4. Le déroulement des faits précités permet de constater que le respect du droit d’être entendu de M. L__________ a été assuré tout au long de l’enquête administrative.

Il est constant que le rapport de l’enquête administrative n’a été adressé à l’intéressé que le 16 février 2005, en annexe de la sanction prononcée à son encontre et fondée sur les conclusions des enquêteurs, sans que l’autorité ne procède à l’audition de M. L__________ au vu du rapport avant de prononcer la sanction.

5. Cette violation peut être réparée devant l’autorité de recours si celle-ci jouit du même pouvoir d’examen que l’autorité intimée et si l’examen de ces questions ne relève pas de l’opportunité, car l’autorité de recours ne peut alors substituer son pouvoir d’examen à celui de l’autorité de première instance (ATA/73/2005 du 15 février 2005 ; ATA/103/2002 du 19 novembre 2002). In casu, le Tribunal administratif ne dispose pas du même pouvoir de cognition que le Conseil administratif, les éléments d’une décision de mise au temporaire relevant de l’opportunité et échappant à son examen (art. 61 alinéa 2 LPA).

Ainsi, la violation manifeste du droit d’être entendu du recourant ne peut-elle être réparée par le biais du présent recours.

Enfin, il sera relevé que, selon un récent arrêt du Tribunal fédéral concernant une cause genevoise, il n’appartient pas à l’enquêteur de proposer une sanction ou d’émettre un avis juridique, sa tâche consistant à établir les faits uniquement (arrêt du Tribunal fédéral 2P.56/2004 du 4 novembre 2004, consid. 3.7).
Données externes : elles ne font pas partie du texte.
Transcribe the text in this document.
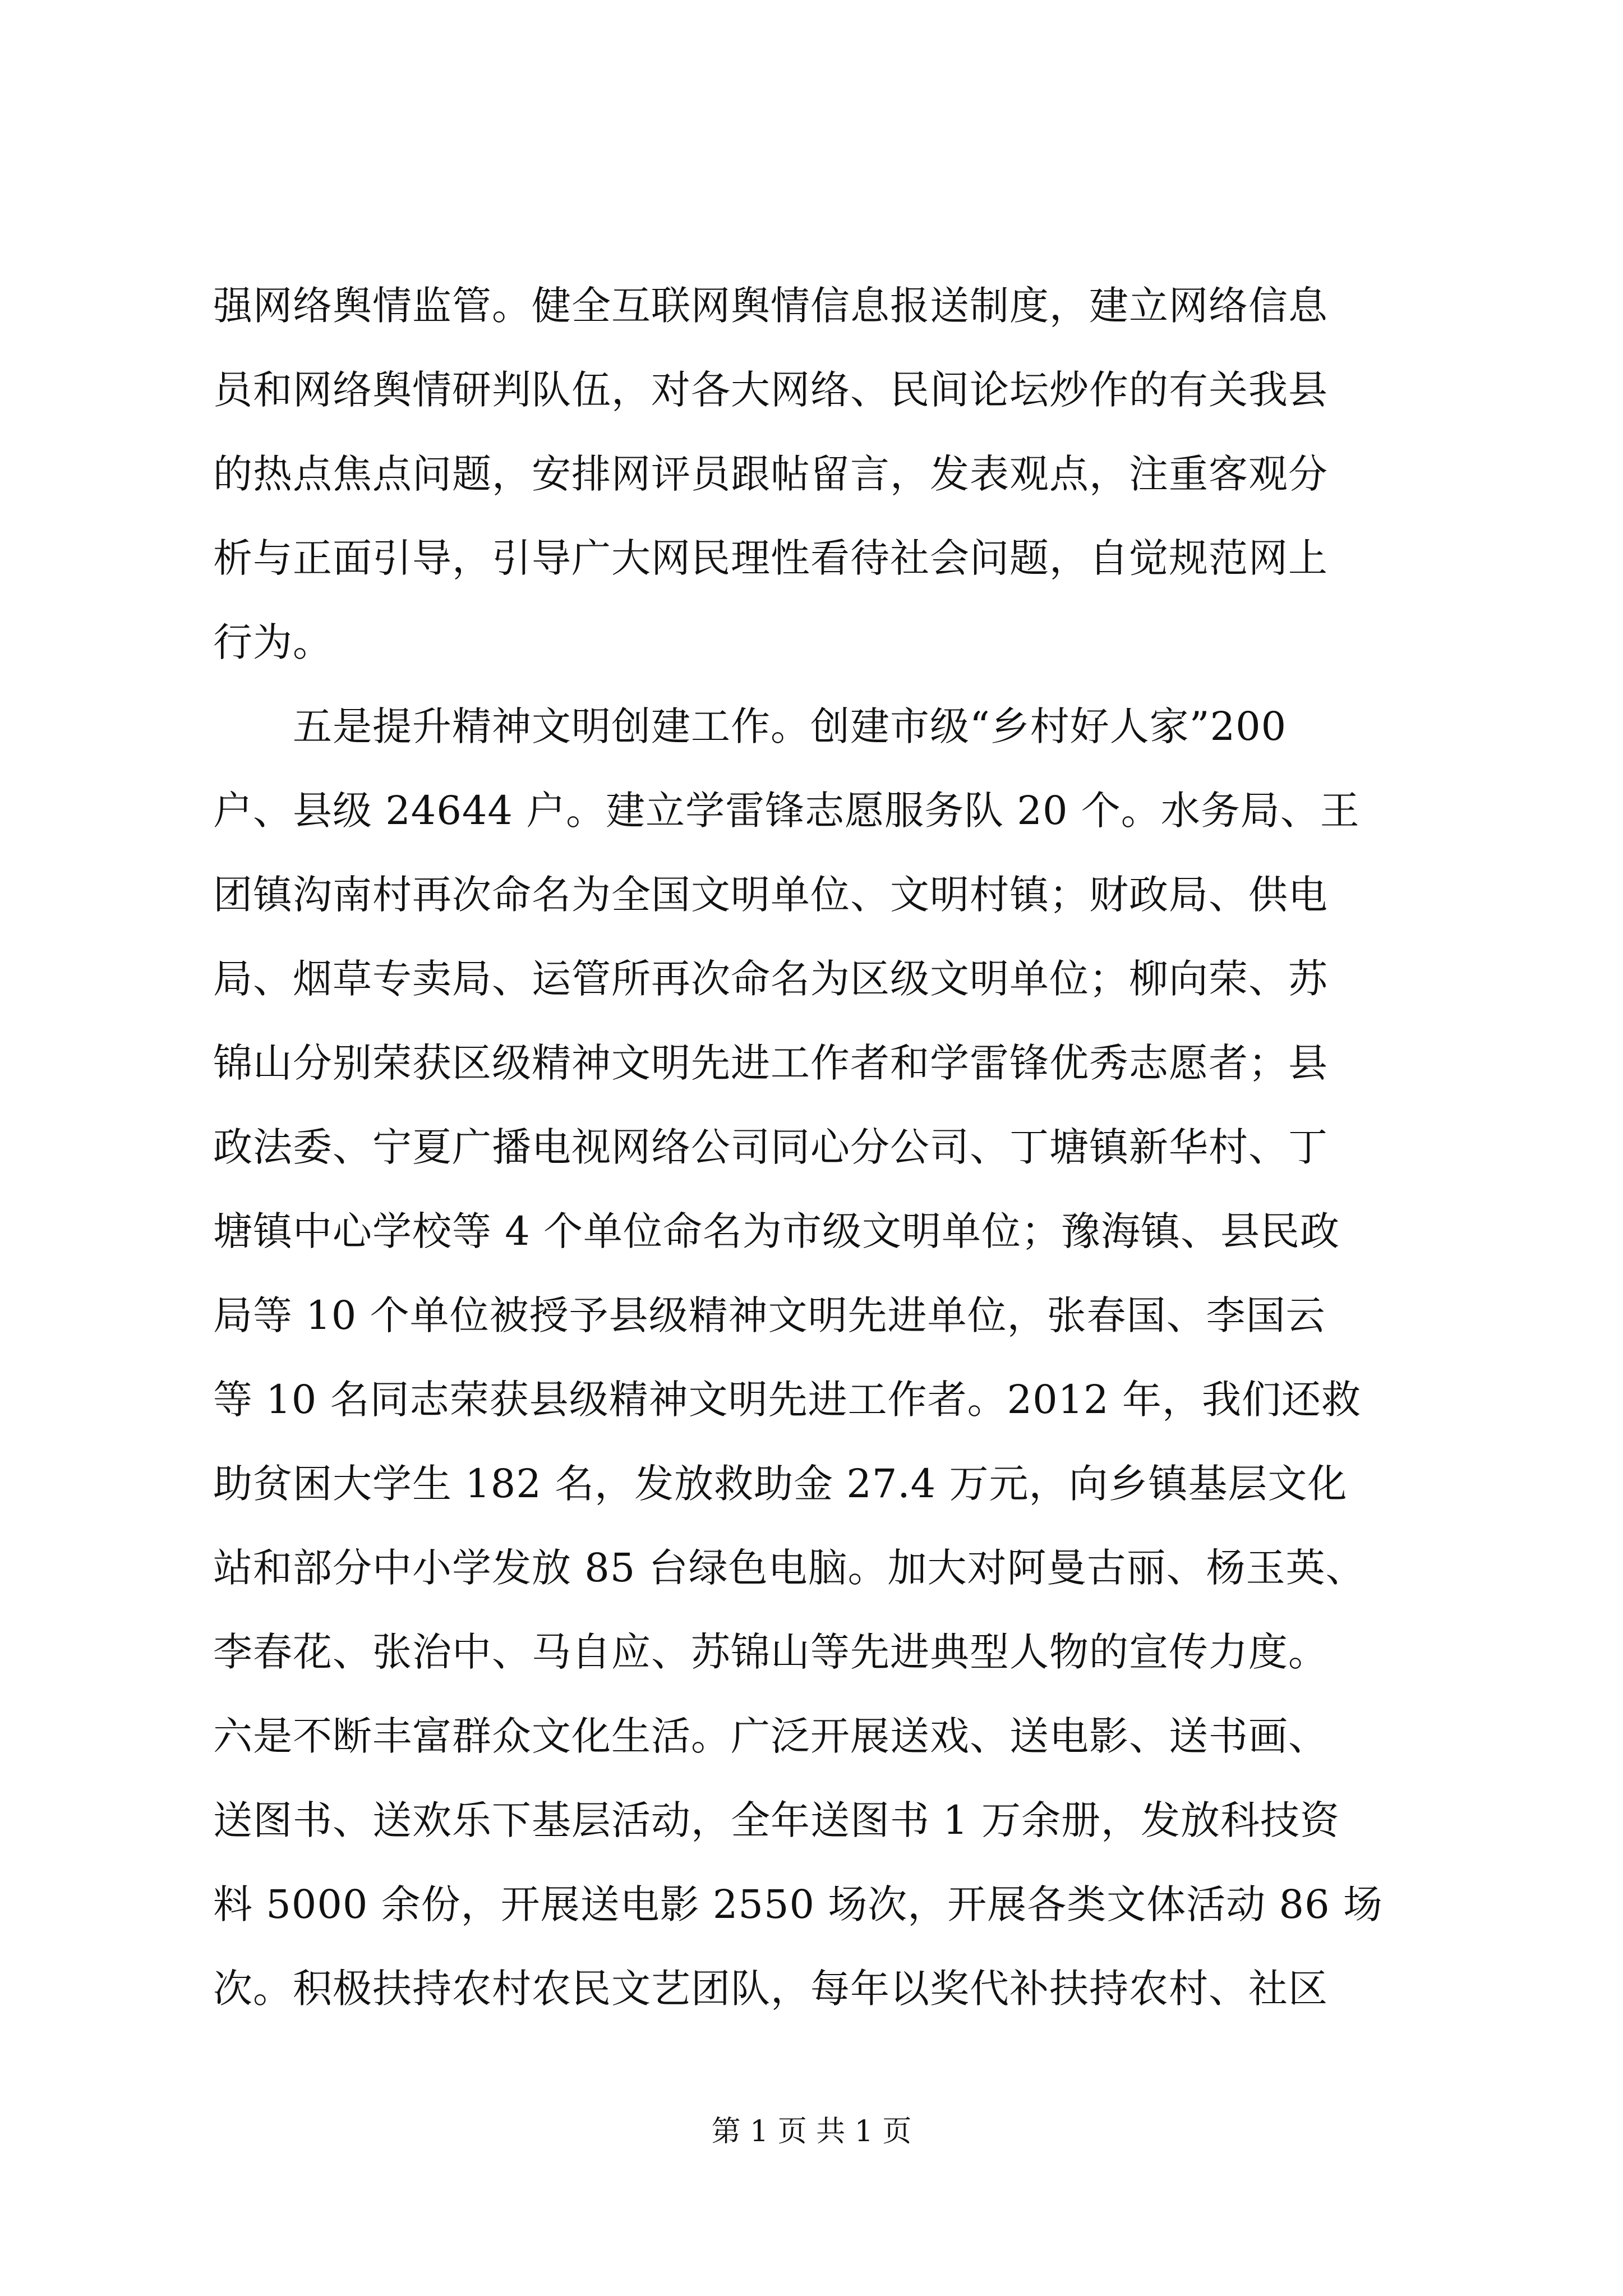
强网络舆情监管。健全互联网舆情信息报送制度，建立网络信息
员和网络舆情研判队伍，对各大网络、民间论坛炒作的有关我县
的热点焦点问题，安排网评员跟帖留言，发表观点，注重客观分
析与正面引导，引导广大网民理性看待社会问题，自觉规范网上
行为。
　　五是提升精神文明创建工作。创建市级“乡村好人家”200
户、县级 24644 户。建立学雷锋志愿服务队 20 个。水务局、王
团镇沟南村再次命名为全国文明单位、文明村镇；财政局、供电
局、烟草专卖局、运管所再次命名为区级文明单位；柳向荣、苏
锦山分别荣获区级精神文明先进工作者和学雷锋优秀志愿者；县
政法委、宁夏广播电视网络公司同心分公司、丁塘镇新华村、丁
塘镇中心学校等 4 个单位命名为市级文明单位；豫海镇、县民政
局等 10 个单位被授予县级精神文明先进单位，张春国、李国云
等 10 名同志荣获县级精神文明先进工作者。2012 年，我们还救
助贫困大学生 182 名，发放救助金 27.4 万元，向乡镇基层文化
站和部分中小学发放 85 台绿色电脑。加大对阿曼古丽、杨玉英、
李春花、张治中、马自应、苏锦山等先进典型人物的宣传力度。
六是不断丰富群众文化生活。广泛开展送戏、送电影、送书画、
送图书、送欢乐下基层活动，全年送图书 1 万余册，发放科技资
料 5000 余份，开展送电影 2550 场次，开展各类文体活动 86 场
次。积极扶持农村农民文艺团队，每年以奖代补扶持农村、社区
第 1 页 共 1 页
La proposition de sanction n’invalide toutefois pas l’établissement des faits auxquels ceux-ci ont correctement procédé (ACOM/32/2005 du 27 avril 2005).

6. Pour qu’un acte puisse être déclaré nul, le Tribunal fédéral requiert un vice grave et évident et l’absence d’atteinte à la sécurité juridique en cas de constatation de cette nullité (ATF 104 Ia 172), une telle atteinte n’étant nullement alléguée. Ces deux conditions sont remplies en l’espèce et rien ne s’oppose à la constatation de la nullité de cette sanction, le libellé de l’article 38 du statut n’assurant pas le respect du droit constitutionnel d’être entendu.
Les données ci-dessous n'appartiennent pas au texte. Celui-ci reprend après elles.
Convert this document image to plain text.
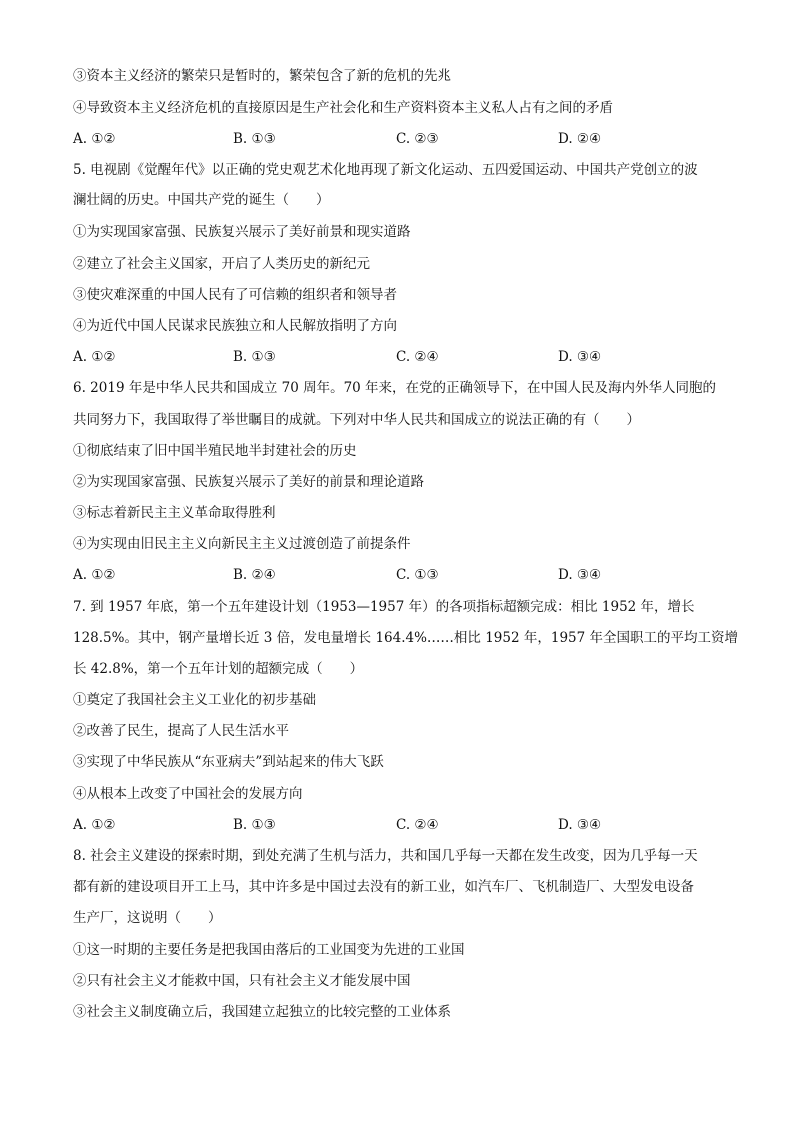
③资本主义经济的繁荣只是暂时的，繁荣包含了新的危机的先兆
④导致资本主义经济危机的直接原因是生产社会化和生产资料资本主义私人占有之间的矛盾
A. ①②	B. ①③	C. ②③	D. ②④
5. 电视剧《觉醒年代》以正确的党史观艺术化地再现了新文化运动、五四爱国运动、中国共产党创立的波
澜壮阔的历史。中国共产党的诞生（　　）
①为实现国家富强、民族复兴展示了美好前景和现实道路
②建立了社会主义国家，开启了人类历史的新纪元
③使灾难深重的中国人民有了可信赖的组织者和领导者
④为近代中国人民谋求民族独立和人民解放指明了方向
A. ①②	B. ①③	C. ②④	D. ③④
6. 2019 年是中华人民共和国成立 70 周年。70 年来，在党的正确领导下，在中国人民及海内外华人同胞的
共同努力下，我国取得了举世瞩目的成就。下列对中华人民共和国成立的说法正确的有（　　）
①彻底结束了旧中国半殖民地半封建社会的历史
②为实现国家富强、民族复兴展示了美好的前景和理论道路
③标志着新民主主义革命取得胜利
④为实现由旧民主主义向新民主主义过渡创造了前提条件
A. ①②	B. ②④	C. ①③	D. ③④
7. 到 1957 年底，第一个五年建设计划（1953—1957 年）的各项指标超额完成：相比 1952 年，增长
128.5%。其中，钢产量增长近 3 倍，发电量增长 164.4%……相比 1952 年，1957 年全国职工的平均工资增
长 42.8%，第一个五年计划的超额完成（　　）
①奠定了我国社会主义工业化的初步基础
②改善了民生，提高了人民生活水平
③实现了中华民族从“东亚病夫”到站起来的伟大飞跃
④从根本上改变了中国社会的发展方向
A. ①②	B. ①③	C. ②④	D. ③④
8. 社会主义建设的探索时期，到处充满了生机与活力，共和国几乎每一天都在发生改变，因为几乎每一天
都有新的建设项目开工上马，其中许多是中国过去没有的新工业，如汽车厂、飞机制造厂、大型发电设备
生产厂，这说明（　　）
①这一时期的主要任务是把我国由落后的工业国变为先进的工业国
②只有社会主义才能救中国，只有社会主义才能发展中国
③社会主义制度确立后，我国建立起独立的比较完整的工业体系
En conséquence, la mise au temporaire ordonnée le 16 février 2005 est nulle. Le recours sera donc admis.

7. Il ne sera pas perçu d’émolument. Une indemnité de procédure de CHF 2'500.- sera allouée au recourant à charge de l’intimé (art. 87 LPA).

 

* * * * *

 

 

 

 

 

 

 

à la forme :

déclare recevable le recours interjeté le 21 mars 2005 par M. L__________ contre la décision du Conseil administratif de la Ville de Genève du 16 février 2005 ;

au fond :

l’admet ;

constate la nullité de la mise au temporaire ordonnée le 16 février 2005 par le Conseil administratif de la Ville de Genève ;

dit qu’il ne sera pas perçu d’émolument ;

alloue au recourant une indemnité de procédure de CHF 2'500.- à la charge du Conseil administratif de la Ville de Genève ;

communique le présent arrêt à Me François Membrez, avocat du recourant ainsi qu'à Me Serge Rouvinet, avocat du Conseil administratif de la Ville de Genève.

Siégeants : Mme Bovy, présidente, M. Paychère, Mme Hurni, M. Thélin, Mme Junod, juges.

Au nom du Tribunal administratif :

la greffière-juriste :

 

 

C. Del Gaudio-Siegrist

 

la vice-présidente :

 

 

L. Bovy

 

Copie conforme de cet arrêt a été communiquée aux parties.